Vienne, fin d’été 1966. Robert Simon vit sa dernière journée de petits boulots sur les marchés. Demain, il va reprendre un vieux troquet défraîchi, lui donner un coup de neuf et commencer sa nouvelle vie… Voilà Robert Seethaler, écrivain à succès de la littérature de langue allemande, de retour à Vienne, comme dans son premier roman traduit en français, Le Tabac Tresniek (éd. Sabine Wespieser, 2014, et Folio, 2016).

S’il vit aujourd’hui à Berlin, il est né dans la capitale autrichienne l’année même où commence son dernier opus. Il nous fait plonger ici dans le microquartier du Marché-des-Carmélites, non loin de la grande roue du Prater. Dans ce café qui deviendra vite un foyer chaleureux (même s’il n’a pas de nom), gravitent quantité de personnages attachants, de la serveuse Mila au boucher Johannes Berg, et tous les autres, saisis au vif de leur histoire singulière.

Les romances, les bagarres…
À l’arrière-plan de ces vies minuscules, s’esquisse le décor d’une époque, les années 1960, déjà loin mais tout de même si proches des années de guerre. L’ordre économique a commencé sa mutation, les nouvelles constructions, de béton et de verre, dessinent la nouvelle physionomie urbaine ; de nouveaux habitants s’installent dans le quartier, venus de Yougoslavie ou de Turquie ; imperceptiblement, la vie change.

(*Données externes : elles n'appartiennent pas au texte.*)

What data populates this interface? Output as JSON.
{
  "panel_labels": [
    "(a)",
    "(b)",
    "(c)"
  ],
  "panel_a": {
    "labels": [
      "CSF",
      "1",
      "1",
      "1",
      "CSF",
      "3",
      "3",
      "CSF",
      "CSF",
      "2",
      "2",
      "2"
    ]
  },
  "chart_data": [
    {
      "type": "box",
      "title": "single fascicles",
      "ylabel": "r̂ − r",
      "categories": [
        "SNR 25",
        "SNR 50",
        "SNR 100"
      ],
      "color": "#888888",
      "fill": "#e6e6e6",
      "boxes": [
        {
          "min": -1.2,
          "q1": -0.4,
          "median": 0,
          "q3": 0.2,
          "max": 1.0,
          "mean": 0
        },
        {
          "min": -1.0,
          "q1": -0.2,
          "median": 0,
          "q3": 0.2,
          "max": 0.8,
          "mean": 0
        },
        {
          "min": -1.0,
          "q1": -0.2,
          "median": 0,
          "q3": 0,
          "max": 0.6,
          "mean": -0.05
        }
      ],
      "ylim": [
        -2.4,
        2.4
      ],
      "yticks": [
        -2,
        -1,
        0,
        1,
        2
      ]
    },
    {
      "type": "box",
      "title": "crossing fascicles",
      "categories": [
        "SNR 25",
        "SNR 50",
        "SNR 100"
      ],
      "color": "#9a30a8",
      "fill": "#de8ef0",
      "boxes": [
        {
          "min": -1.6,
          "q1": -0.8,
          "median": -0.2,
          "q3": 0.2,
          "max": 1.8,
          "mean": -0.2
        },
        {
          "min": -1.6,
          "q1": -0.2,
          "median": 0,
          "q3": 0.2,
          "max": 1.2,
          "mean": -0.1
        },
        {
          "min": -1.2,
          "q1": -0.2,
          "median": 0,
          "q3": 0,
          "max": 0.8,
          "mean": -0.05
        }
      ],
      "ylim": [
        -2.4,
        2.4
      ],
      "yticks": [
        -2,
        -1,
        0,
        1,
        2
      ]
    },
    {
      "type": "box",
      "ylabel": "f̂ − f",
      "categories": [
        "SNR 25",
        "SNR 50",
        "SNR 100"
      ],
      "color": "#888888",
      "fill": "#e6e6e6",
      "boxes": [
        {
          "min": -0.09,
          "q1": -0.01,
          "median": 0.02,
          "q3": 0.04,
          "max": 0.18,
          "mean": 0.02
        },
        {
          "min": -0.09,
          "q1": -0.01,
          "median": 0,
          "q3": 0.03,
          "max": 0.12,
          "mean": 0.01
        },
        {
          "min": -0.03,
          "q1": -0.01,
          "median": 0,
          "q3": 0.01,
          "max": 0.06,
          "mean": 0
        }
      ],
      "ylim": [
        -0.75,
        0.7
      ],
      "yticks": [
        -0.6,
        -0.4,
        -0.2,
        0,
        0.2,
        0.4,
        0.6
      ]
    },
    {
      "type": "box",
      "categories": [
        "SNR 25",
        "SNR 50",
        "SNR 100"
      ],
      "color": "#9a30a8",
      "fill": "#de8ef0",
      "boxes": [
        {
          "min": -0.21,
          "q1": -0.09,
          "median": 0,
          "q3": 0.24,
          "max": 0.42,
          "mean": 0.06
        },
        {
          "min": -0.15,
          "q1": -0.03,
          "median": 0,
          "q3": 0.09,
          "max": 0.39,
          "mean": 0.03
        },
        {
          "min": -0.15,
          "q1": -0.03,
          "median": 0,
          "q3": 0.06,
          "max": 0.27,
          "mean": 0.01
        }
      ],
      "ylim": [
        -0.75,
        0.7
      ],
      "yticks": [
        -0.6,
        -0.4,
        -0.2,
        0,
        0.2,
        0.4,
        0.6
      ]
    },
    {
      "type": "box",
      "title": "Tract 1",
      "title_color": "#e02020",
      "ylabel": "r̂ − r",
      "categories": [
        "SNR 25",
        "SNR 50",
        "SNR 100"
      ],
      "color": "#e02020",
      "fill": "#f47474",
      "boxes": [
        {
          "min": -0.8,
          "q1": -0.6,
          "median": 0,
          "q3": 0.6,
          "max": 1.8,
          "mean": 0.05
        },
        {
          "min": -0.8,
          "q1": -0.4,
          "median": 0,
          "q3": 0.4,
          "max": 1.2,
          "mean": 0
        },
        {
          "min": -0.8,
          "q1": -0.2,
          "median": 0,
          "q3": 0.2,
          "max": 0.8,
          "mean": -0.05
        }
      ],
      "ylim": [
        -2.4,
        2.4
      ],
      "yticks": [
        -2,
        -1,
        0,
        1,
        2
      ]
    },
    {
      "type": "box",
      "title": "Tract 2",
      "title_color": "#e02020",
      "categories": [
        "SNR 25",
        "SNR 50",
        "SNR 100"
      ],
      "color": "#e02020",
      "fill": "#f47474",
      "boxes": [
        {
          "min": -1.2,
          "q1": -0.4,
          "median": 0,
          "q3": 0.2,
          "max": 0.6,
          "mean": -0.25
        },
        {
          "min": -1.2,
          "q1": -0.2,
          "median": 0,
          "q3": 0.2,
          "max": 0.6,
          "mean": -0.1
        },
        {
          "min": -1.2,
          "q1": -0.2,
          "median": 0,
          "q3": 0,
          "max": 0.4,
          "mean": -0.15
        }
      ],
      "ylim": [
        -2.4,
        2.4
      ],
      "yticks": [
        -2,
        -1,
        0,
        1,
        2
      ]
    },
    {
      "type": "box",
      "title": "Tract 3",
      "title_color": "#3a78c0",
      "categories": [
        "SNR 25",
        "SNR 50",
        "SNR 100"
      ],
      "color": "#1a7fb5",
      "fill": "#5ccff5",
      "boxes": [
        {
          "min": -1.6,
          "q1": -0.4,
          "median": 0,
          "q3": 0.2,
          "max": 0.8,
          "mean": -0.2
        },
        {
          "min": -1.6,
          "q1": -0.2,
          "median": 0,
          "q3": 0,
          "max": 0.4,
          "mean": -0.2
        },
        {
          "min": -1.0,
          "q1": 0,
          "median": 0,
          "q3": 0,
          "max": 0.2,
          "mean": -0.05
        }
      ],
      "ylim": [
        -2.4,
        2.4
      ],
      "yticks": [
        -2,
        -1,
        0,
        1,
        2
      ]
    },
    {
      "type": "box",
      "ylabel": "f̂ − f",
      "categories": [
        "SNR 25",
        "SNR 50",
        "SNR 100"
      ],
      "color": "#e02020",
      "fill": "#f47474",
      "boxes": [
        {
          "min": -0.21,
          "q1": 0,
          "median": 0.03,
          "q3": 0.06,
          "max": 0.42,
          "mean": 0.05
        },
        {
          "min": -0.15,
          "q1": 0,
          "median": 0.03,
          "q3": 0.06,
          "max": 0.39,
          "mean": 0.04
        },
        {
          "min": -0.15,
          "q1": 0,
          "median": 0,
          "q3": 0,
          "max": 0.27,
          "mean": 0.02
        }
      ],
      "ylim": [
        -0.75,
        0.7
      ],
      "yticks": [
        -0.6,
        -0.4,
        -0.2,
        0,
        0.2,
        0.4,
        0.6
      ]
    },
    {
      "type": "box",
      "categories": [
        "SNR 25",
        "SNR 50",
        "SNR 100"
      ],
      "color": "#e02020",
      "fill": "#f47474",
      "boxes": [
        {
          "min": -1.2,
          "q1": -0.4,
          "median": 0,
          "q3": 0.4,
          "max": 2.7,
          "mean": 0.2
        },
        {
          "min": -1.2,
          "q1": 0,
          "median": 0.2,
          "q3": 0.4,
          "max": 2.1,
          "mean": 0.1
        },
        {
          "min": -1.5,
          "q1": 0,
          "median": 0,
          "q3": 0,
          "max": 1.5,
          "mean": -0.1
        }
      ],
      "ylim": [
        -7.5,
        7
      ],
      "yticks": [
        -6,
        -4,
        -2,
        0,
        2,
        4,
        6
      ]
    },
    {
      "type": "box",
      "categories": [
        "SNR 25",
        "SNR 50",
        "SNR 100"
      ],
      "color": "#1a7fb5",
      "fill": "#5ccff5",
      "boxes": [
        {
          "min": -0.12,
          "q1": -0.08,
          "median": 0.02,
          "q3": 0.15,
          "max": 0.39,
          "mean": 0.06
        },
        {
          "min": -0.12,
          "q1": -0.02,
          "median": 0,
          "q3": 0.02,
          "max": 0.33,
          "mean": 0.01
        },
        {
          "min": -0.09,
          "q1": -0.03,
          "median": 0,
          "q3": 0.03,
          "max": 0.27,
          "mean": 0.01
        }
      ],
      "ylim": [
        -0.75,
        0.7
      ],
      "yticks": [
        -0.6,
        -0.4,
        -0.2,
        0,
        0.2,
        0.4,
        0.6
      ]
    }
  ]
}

Il n’y a pourtant, chez Robert Seethaler, ni aigreur ni glorification virulente d’un passé révolu. Tout le talent de l’auteur tient dans un puissant sens de la description. Dans les mots de Seethaler, on ressent le froid de l’hiver, on vit les romances comme les bagarres, on entend le couteau du boucher s’enfoncer dans la viande qu’il découpe, on sent le sol se dérober sous les pieds de l’ivrogne. La réalité humaine des personnages est si profondément sondée ; l’histoire en marche, elle, n’est qu’évoquée, suggérée. Si nostalgie il y a, il s’agit d’une nostalgie douce. Comme les « si jolis reflets au soleil » dans un ballon de rouge.